Information asymmetry: In a distributed evaluation system, thousands of evaluators are simultaneously encountering the platform for the first time. A small percentage will face login delays, browser compatibility issues, or network problems at their location. They may mention these experiences in WhatsApp groups or to local correspondents. These individual friction points are not system failures, but they can be reported as such.
Vested interests: Physical evaluation creates ecosystems — transport vendors who move answer scripts, local coordination logistics, evaluators who prefer familiar processes. OSM removes much of this. Some of those with a stake in the old system have an interest in narratives of digital failure.
Novelty bias: Editors and reporters are more likely to publish stories about new systems failing than about new systems working. A story about 46 lakh answer sheets evaluated without incident is less compelling than a story about technical delays affecting 46 lakh students.
Missing baseline: First-time deployments have no prior track record to point to. This year, if CBSE completes evaluation within the same or a shorter timeframe than 2025 — which all indicators suggest — that data point will exist for future reference.

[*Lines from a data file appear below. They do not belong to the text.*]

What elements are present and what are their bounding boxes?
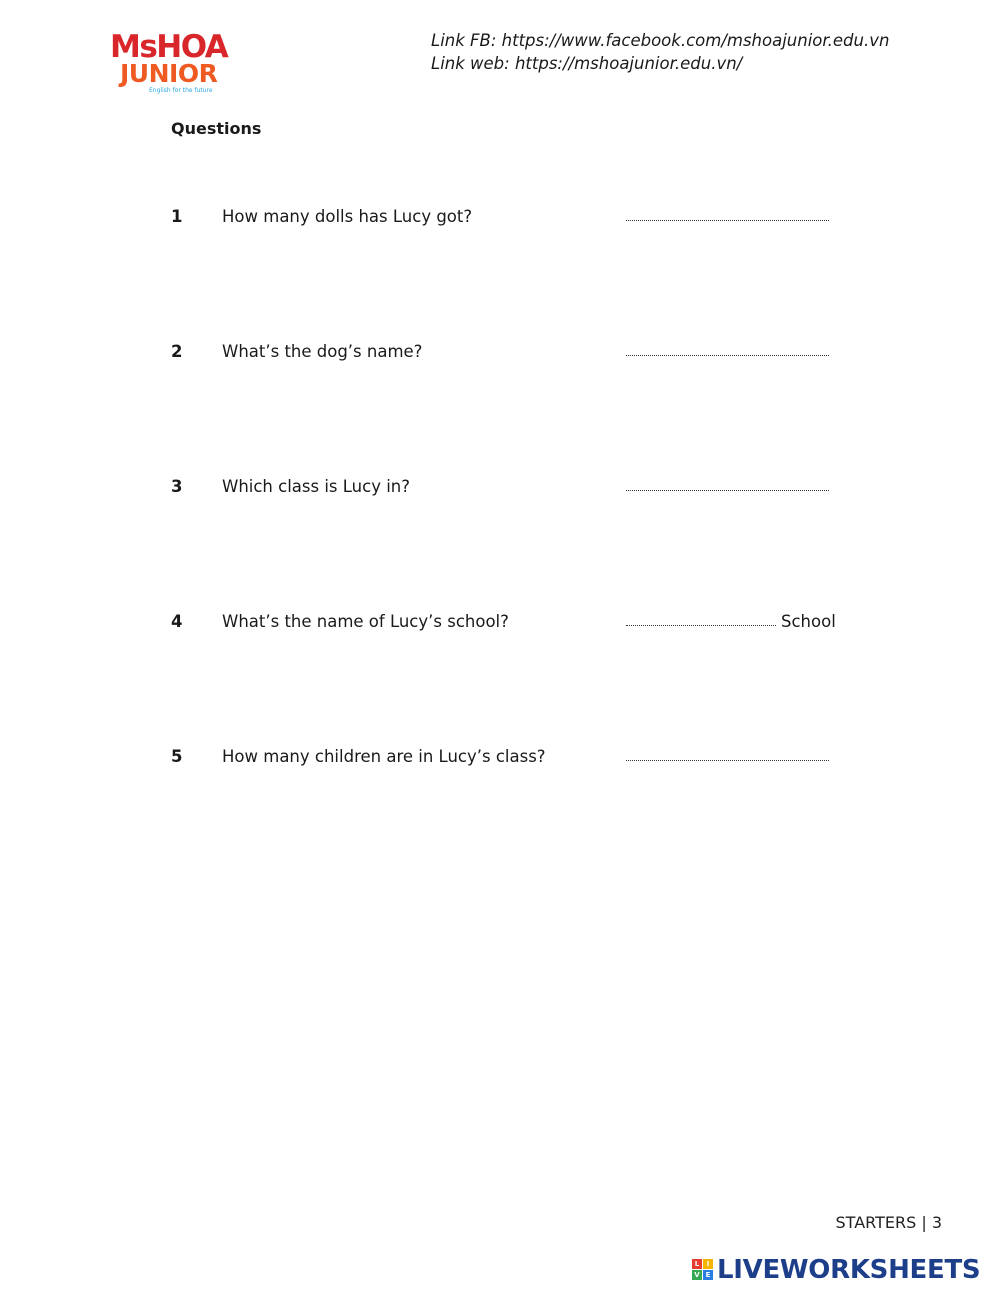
question-row <box>171 475 871 499</box>
facebook-link[interactable]: Link FB: https://www.facebook.com/mshoajunior.edu.vn <box>431 31 890 50</box>
question-number: 3 <box>171 477 183 496</box>
liveworksheets-wordmark: LIVEWORKSHEETS <box>717 1255 981 1285</box>
question-row <box>171 610 871 634</box>
question-number: 1 <box>171 207 183 226</box>
answer-line[interactable] <box>626 760 829 761</box>
answer-line[interactable] <box>626 490 829 491</box>
question-number: 2 <box>171 342 183 361</box>
header-links <box>431 29 889 75</box>
badge-square-l: L <box>692 1259 702 1269</box>
logo-sub-text: JUNIOR <box>120 59 218 88</box>
question-row <box>171 340 871 364</box>
liveworksheets-badge-icon <box>692 1259 714 1281</box>
question-row <box>171 205 871 229</box>
logo-tagline: English for the future <box>149 87 213 94</box>
question-row <box>171 745 871 769</box>
badge-square-i: I <box>703 1259 713 1269</box>
website-link[interactable]: Link web: https://mshoajunior.edu.vn/ <box>431 54 743 73</box>
logo-main-text: MsHOA <box>110 29 228 65</box>
badge-square-e: E <box>703 1270 713 1280</box>
question-text: What’s the name of Lucy’s school? <box>222 612 509 631</box>
liveworksheets-logo <box>692 1254 992 1286</box>
answer-line[interactable] <box>626 625 776 626</box>
answer-line[interactable] <box>626 220 829 221</box>
mshoa-junior-logo <box>108 30 232 96</box>
section-title: Questions <box>171 119 262 138</box>
badge-square-v: V <box>692 1270 702 1280</box>
question-text: How many children are in Lucy’s class? <box>222 747 546 766</box>
answer-line[interactable] <box>626 355 829 356</box>
question-number: 5 <box>171 747 183 766</box>
question-text: Which class is Lucy in? <box>222 477 411 496</box>
page-label: STARTERS | 3 <box>835 1213 942 1232</box>
question-number: 4 <box>171 612 183 631</box>
question-text: What’s the dog’s name? <box>222 342 423 361</box>
answer-suffix: School <box>781 612 836 631</box>
question-text: How many dolls has Lucy got? <box>222 207 473 226</box>
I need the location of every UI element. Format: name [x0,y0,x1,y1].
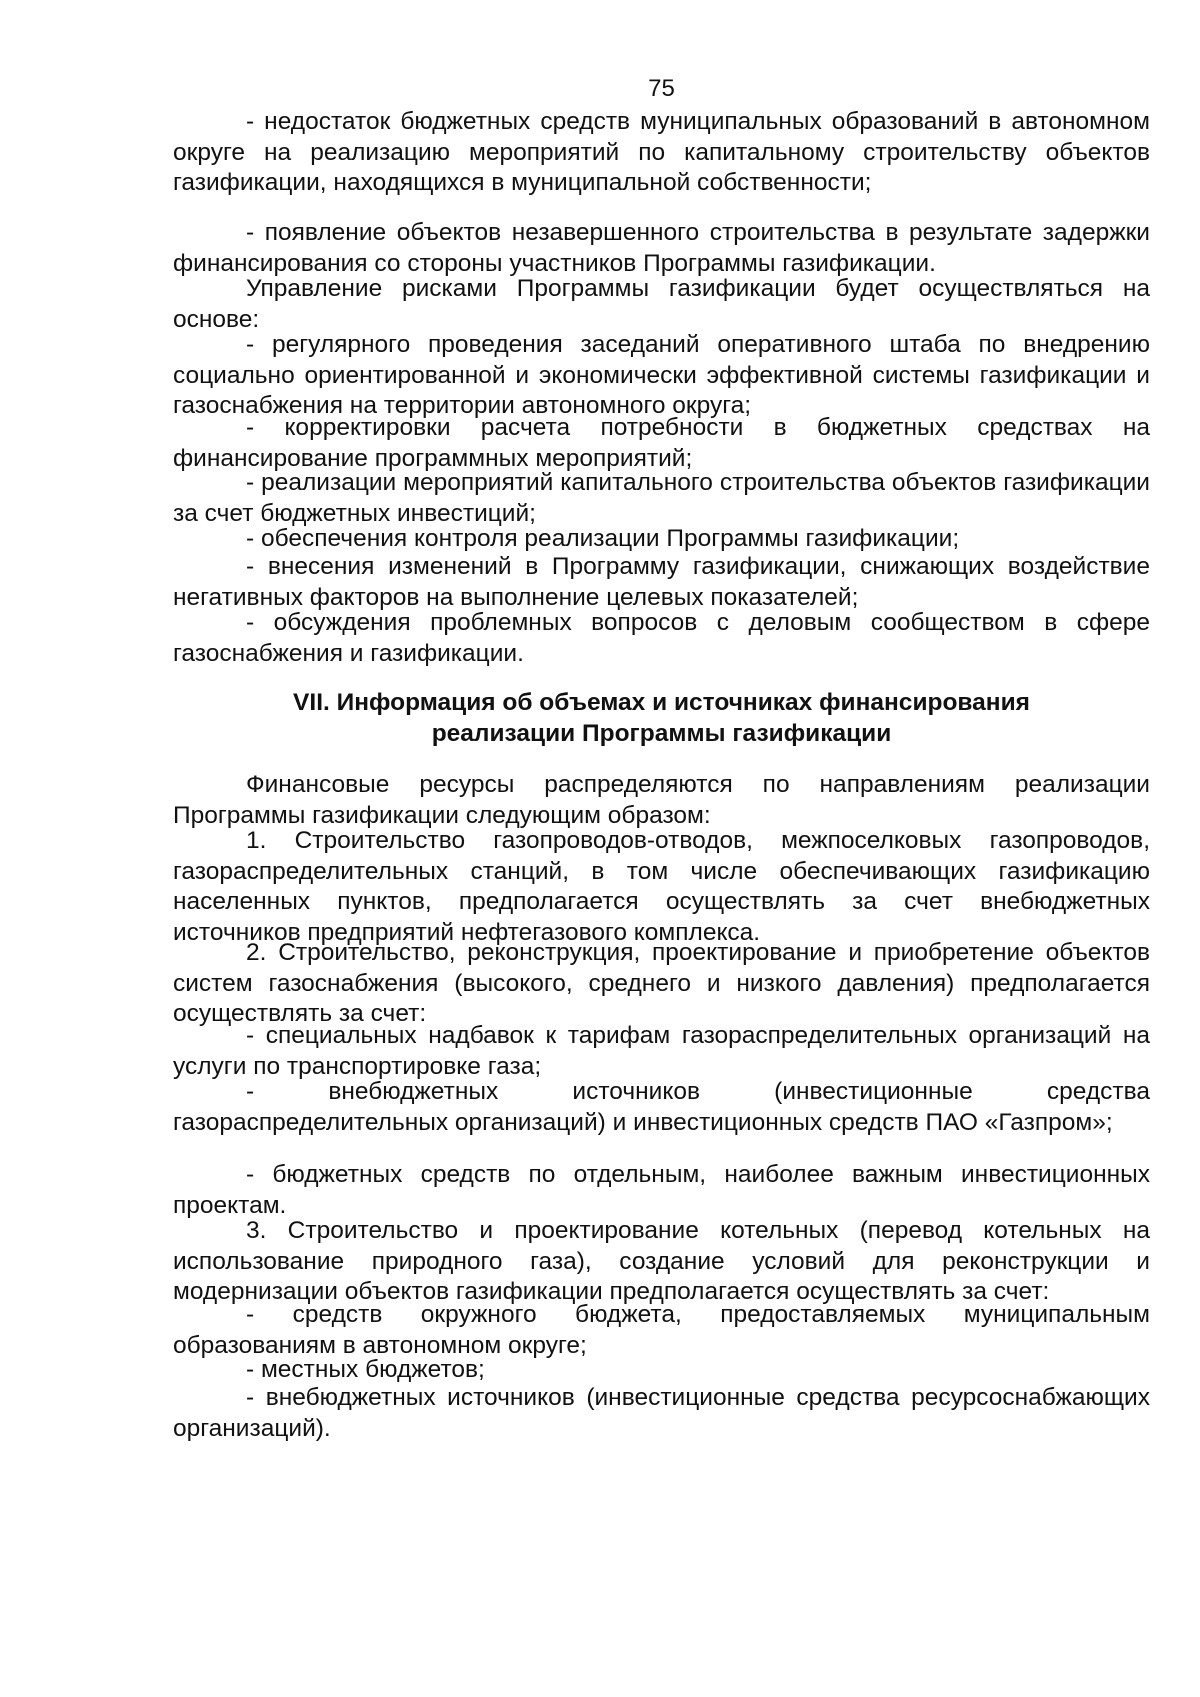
risk-paragraph-2: - появление объектов незавершенного строительства в результате задержки финансирования со стороны участников Программы газификации. [173,219,1150,277]
risk-management-item-3: - реализации мероприятий капитального строительства объектов газификации за счет бюджетных инвестиций; [173,469,1150,527]
page-number: 75 [648,75,675,102]
section-heading-line-2: реализации Программы газификации [431,720,892,747]
financing-item-1: 1. Строительство газопроводов-отводов, межпоселковых газопроводов, газораспределительных станций, в том числе обеспечивающих газификацию населенных пунктов, предполагается осуществлять за счет внебюджетных источников предприятий нефтегазового комплекса. [173,827,1150,946]
item3-source-2: - местных бюджетов; [246,1356,485,1383]
risk-management-intro: Управление рисками Программы газификации будет осуществляться на основе: [173,275,1150,333]
financing-item-2: 2. Строительство, реконструкция, проектирование и приобретение объектов систем газоснабжения (высокого, среднего и низкого давления) предполагается осуществлять за счет: [173,939,1150,1027]
risk-management-item-6: - обсуждения проблемных вопросов с деловым сообществом в сфере газоснабжения и газификации. [173,609,1150,667]
item2-source-3: - бюджетных средств по отдельным, наиболее важным инвестиционных проектам. [173,1161,1150,1219]
item3-source-1: - средств окружного бюджета, предоставляемых муниципальным образованиям в автономном округе; [173,1301,1150,1359]
risk-management-item-2: - корректировки расчета потребности в бюджетных средствах на финансирование программных мероприятий; [173,414,1150,472]
section-heading-line-1: VII. Информация об объемах и источниках финансирования [293,689,1030,716]
risk-management-item-5: - внесения изменений в Программу газификации, снижающих воздействие негативных факторов на выполнение целевых показателей; [173,553,1150,611]
item2-source-2: - внебюджетных источников (инвестиционные средства газораспределительных организаций) и инвестиционных средств ПАО «Газпром»; [173,1078,1150,1136]
risk-management-item-4: - обеспечения контроля реализации Программы газификации; [246,525,960,552]
item2-source-1: - специальных надбавок к тарифам газораспределительных организаций на услуги по транспортировке газа; [173,1022,1150,1080]
financing-intro: Финансовые ресурсы распределяются по направлениям реализации Программы газификации следующим образом: [173,771,1150,829]
risk-paragraph-1: - недостаток бюджетных средств муниципальных образований в автономном округе на реализацию мероприятий по капитальному строительству объектов газификации, находящихся в муниципальной собственности; [173,108,1150,196]
item3-source-3: - внебюджетных источников (инвестиционные средства ресурсоснабжающих организаций). [173,1384,1150,1442]
financing-item-3: 3. Строительство и проектирование котельных (перевод котельных на использование природного газа), создание условий для реконструкции и модернизации объектов газификации предполагается осуществлять за счет: [173,1217,1150,1305]
risk-management-item-1: - регулярного проведения заседаний оперативного штаба по внедрению социально ориентированной и экономически эффективной системы газификации и газоснабжения на территории автономного округа; [173,331,1150,419]
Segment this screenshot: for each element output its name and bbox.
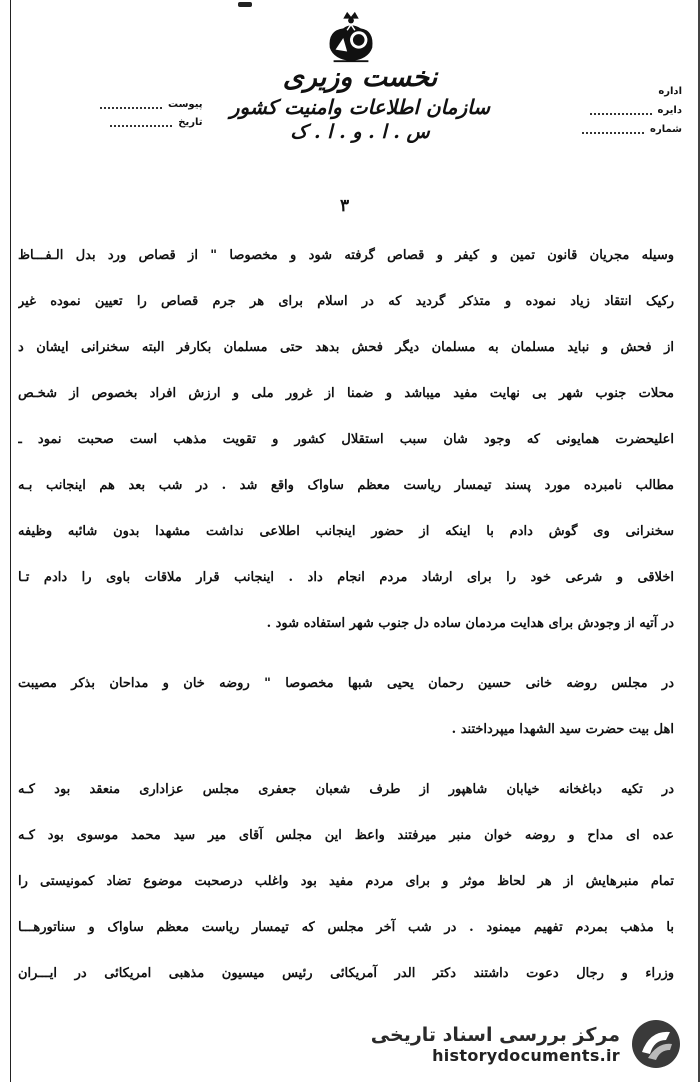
- letterhead-line-3: س . ا . و . ا . ک: [290, 121, 430, 143]
- field-label: تاریخ: [178, 117, 203, 128]
- body-line: محلات جنوب شهر بی نهایت مفید میباشد و ضمنا از غرور ملی و ارزش افراد بخصوص از شخـص: [18, 386, 674, 401]
- field-row: [582, 82, 682, 101]
- field-blank: [110, 119, 172, 127]
- archive-watermark: [371, 1018, 682, 1070]
- body-line: اعلیحضرت همایونی که وجود شان سبب استقلال کشور و تقویت مذهب است صحبت نمود ـ: [18, 432, 674, 447]
- body-line: با مذهب بمردم تفهیم میمنود . در شب آخر مجلس که تیمسار ریاست معظم ساواک و سناتورهـــا: [18, 920, 674, 935]
- body-line: مطالب نامبرده مورد پسند تیمسار ریاست معظم ساواک واقع شد . در شب بعد هم اینجانب بـه: [18, 478, 674, 493]
- body-line: عده ای مداح و روضه خوان منبر میرفتند واعظ این مجلس آقای میر سید محمد موسوی بود کـه: [18, 828, 674, 843]
- page-number: ۳: [340, 196, 350, 216]
- archive-logo-icon: [630, 1018, 682, 1070]
- attachment-date-fields: [100, 96, 203, 132]
- field-label: دایره: [657, 105, 682, 116]
- body-line: وزراء و رجال دعوت داشتند دکتر الدر آمریکائی رئیس میسیون مذهبی امریکائی در ایـــران: [18, 966, 674, 981]
- body-line: وسیله مجریان قانون تمین و کیفر و قصاص گرفته شود و مخصوصا " از قصاص ورد بدل الـفـــاظ: [18, 248, 674, 263]
- watermark-url: historydocuments.ir: [432, 1045, 620, 1065]
- reference-fields: [582, 82, 682, 139]
- field-row: [582, 101, 682, 120]
- field-blank: [590, 107, 652, 115]
- field-row: [100, 96, 203, 114]
- watermark-title: مرکز بررسی اسناد تاریخی: [370, 1023, 620, 1046]
- field-row: [582, 120, 682, 139]
- body-line: در آتیه از وجودش برای هدایت مردمان ساده دل جنوب شهر استفاده شود .: [266, 616, 674, 631]
- field-label: اداره: [658, 86, 682, 97]
- page-left-edge: [10, 0, 11, 1082]
- field-label: شماره: [650, 124, 682, 135]
- lion-and-sun-emblem-icon: [322, 8, 380, 68]
- letterhead: [229, 62, 490, 143]
- field-blank: [100, 101, 162, 109]
- punch-mark: [238, 2, 252, 7]
- body-line: تمام منبرهایش از هر لحاظ موثر و برای مردم مفید بود واغلب درصحبت موضوع تضاد کمونیستی را: [18, 874, 674, 889]
- document-body: [18, 236, 674, 1000]
- body-line: سخنرانی وی گوش دادم با اینکه از حضور اینجانب اطلاعی نداشت مشهدا بدون شائبه وظیفه: [18, 524, 674, 539]
- letterhead-line-1: نخست وزیری: [282, 62, 438, 93]
- body-line: رکیک انتقاد زیاد نموده و متذکر گردید که در اسلام برای هر جرم قصاص را تعیین نموده غیر: [18, 294, 674, 309]
- body-line: از فحش و نباید مسلمان به مسلمان دیگر فحش بدهد حتی مسلمان بکارفر البته سخنرانی ایشان د: [18, 340, 674, 355]
- field-blank: [582, 126, 644, 134]
- body-line: در تکیه دباغخانه خیابان شاهپور از طرف شعبان جعفری مجلس عزاداری منعقد بود کـه: [18, 782, 674, 797]
- letterhead-line-2: سازمان اطلاعات وامنیت کشور: [229, 95, 490, 119]
- body-line: در مجلس روضه خانی حسین رحمان یحیی شبها مخصوصا " روضه خان و مداحان بذکر مصیبت: [18, 676, 674, 691]
- field-label: پیوست: [168, 99, 203, 110]
- field-row: [100, 114, 203, 132]
- field-blank: [590, 89, 652, 95]
- body-line: اخلاقی و شرعی خود را برای ارشاد مردم انجام داد . اینجانب قرار ملاقات باوی را دادم تـا: [18, 570, 674, 585]
- body-line: اهل بیت حضرت سید الشهدا میپرداختند .: [451, 722, 674, 737]
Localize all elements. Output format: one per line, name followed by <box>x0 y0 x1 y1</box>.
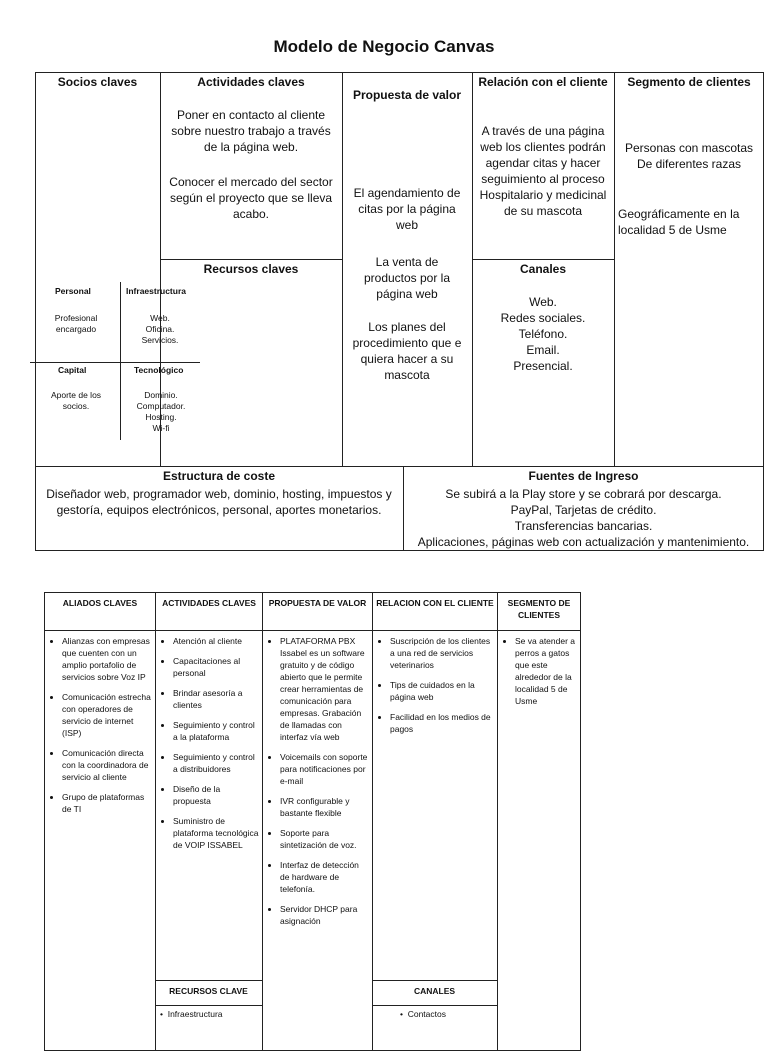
list-item: Contactos <box>407 1009 446 1019</box>
propuesta-p2: La venta de productos por la página web <box>363 255 451 301</box>
personal-line: Profesional <box>54 313 98 323</box>
capital-label: Capital <box>58 365 87 375</box>
ingreso-line: Se subirá a la Play store y se cobrará por descarga. <box>445 487 722 501</box>
canal-item: Email. <box>526 343 560 357</box>
canal-item: Teléfono. <box>518 327 568 341</box>
tecno-text <box>126 390 196 434</box>
list-item: • Seguimiento y control a distribuidores <box>173 751 259 775</box>
bullet-icon: • <box>400 1009 408 1019</box>
list-item: • Suscripción de los clientes a una red de servicios veterinarios <box>390 635 494 671</box>
canal-item: Web. <box>529 295 557 309</box>
divider <box>30 362 200 363</box>
ingreso-line: PayPal, Tarjetas de crédito. <box>510 503 657 517</box>
page-title: Modelo de Negocio Canvas <box>273 37 495 56</box>
segmento-p2: Geográficamente en la localidad 5 de Usme <box>618 207 740 237</box>
divider <box>160 259 342 260</box>
ingreso-line: Aplicaciones, páginas web con actualización y mantenimiento. <box>417 535 750 549</box>
capital-line: socios. <box>62 401 90 411</box>
ingresos-text <box>403 486 764 550</box>
capital-line: Aporte de los <box>50 390 102 400</box>
divider <box>155 980 262 981</box>
list-item: Infraestructura <box>167 1009 223 1019</box>
personal-text <box>40 313 112 335</box>
t2-header-segmento: SEGMENTO DE CLIENTES <box>498 593 581 631</box>
capital-text <box>40 390 112 412</box>
divider <box>614 72 615 466</box>
divider <box>472 259 614 260</box>
ingreso-line: Transferencias bancarias. <box>514 519 653 533</box>
infra-label: Infraestructura <box>126 286 186 296</box>
actividades-header: Actividades claves <box>197 75 305 89</box>
canvas-table-2 <box>44 592 581 1051</box>
t2-recursos-header: RECURSOS CLAVE <box>169 986 248 996</box>
list-item: • Atención al cliente <box>173 635 259 647</box>
canal-item: Redes sociales. <box>500 311 586 325</box>
tecno-line: Computador. <box>136 401 186 411</box>
tecno-line: Wi-fi <box>152 423 170 433</box>
propuesta-p3: Los planes del procedimiento que e quiera hacer a su mascota <box>352 320 462 382</box>
list-item: • Facilidad en los medios de pagos <box>390 711 494 735</box>
canal-item: Presencial. <box>513 359 573 373</box>
list-item: • Grupo de plataformas de TI <box>62 791 152 815</box>
actividades-p2: Conocer el mercado del sector según el proyecto que se lleva acabo. <box>169 175 333 221</box>
divider <box>35 466 764 467</box>
divider <box>372 980 497 981</box>
list-item: • Suministro de plataforma tecnológica de VOIP ISSABEL <box>173 815 259 851</box>
t2-canales-header: CANALES <box>413 986 456 996</box>
t2-header-relacion: RELACION CON EL CLIENTE <box>373 593 498 631</box>
list-item: • Capacitaciones al personal <box>173 655 259 679</box>
list-item: • Diseño de la propuesta <box>173 783 259 807</box>
relacion-header: Relación con el cliente <box>478 75 608 89</box>
canales-list <box>472 294 614 374</box>
t2-propuesta-cell <box>263 631 373 1051</box>
socios-header: Socios claves <box>57 75 138 89</box>
divider <box>120 282 121 440</box>
tecno-line: Hosting. <box>145 412 177 422</box>
list-item: • Comunicación directa con la coordinadora de servicio al cliente <box>62 747 152 783</box>
personal-line: encargado <box>55 324 97 334</box>
list-item: • Tips de cuidados en la página web <box>390 679 494 703</box>
list-item: • Alianzas con empresas que cuenten con un amplio portafolio de servicios sobre Voz IP <box>62 635 152 683</box>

The Timeline: Then and Now
| Evaluation Metric | Physical Evaluation (2025) | OSM Evaluation (2026) |
|---|---|---|
| Evaluation period | March–April | March–April |
| Result declaration | Late May/June | Third week of May |
| Mark verification requests | Tens of thousands annually | Not applicable (auto-totalling) |
| Evaluator location requirement | Fixed evaluation centres | Any authorised internet location |
| Carbon copy error risk | Present | Eliminated |
| Post-result revaluation demand | High | Significantly reduced |
The elimination of mark verification requests is particularly significant. CBSE had previously processed over 14 lakh applications for answer script verification annually after results. Under OSM, auto-totalling makes the arithmetic verification service redundant. This represents a downstream efficiency that students, institutions, and admission processes benefit from — and that was not part of most media coverage of the transition.
What Institutions Rolling Out Digital Evaluation Can Learn
The CBSE episode has practical implications for universities, autonomous colleges, and state boards planning their own OSM implementations.
Communication must precede technology. Evaluators, head examiners, and institutional coordinators need to understand the system before they encounter it. A user who knows what to expect from a login screen does not interpret a momentary delay as a system failure.
Build a visible feedback channel. The CBSE system apparently receives evaluator feedback through informal channels (WhatsApp messages to officials). Formalising this — a real-time dashboard showing evaluation progress across centres, an evaluator helpdesk with visible response times — transforms anecdote into data.
Plan the narrative, not just the infrastructure. A press briefing that proactively states "evaluation is proceeding as follows, results are expected on this date, here is the helpline" is far cheaper than a reactive clarification issued after rumours have already been published.
The CBSE OSM 2026 implementation appears to be succeeding. The system is on track. Evaluators are satisfied. Results will be declared in the third week of May for 46 lakh students across the world. The fact that a public clarification was required in week six of a ten-week implementation cycle is a communication lesson, not a technology one.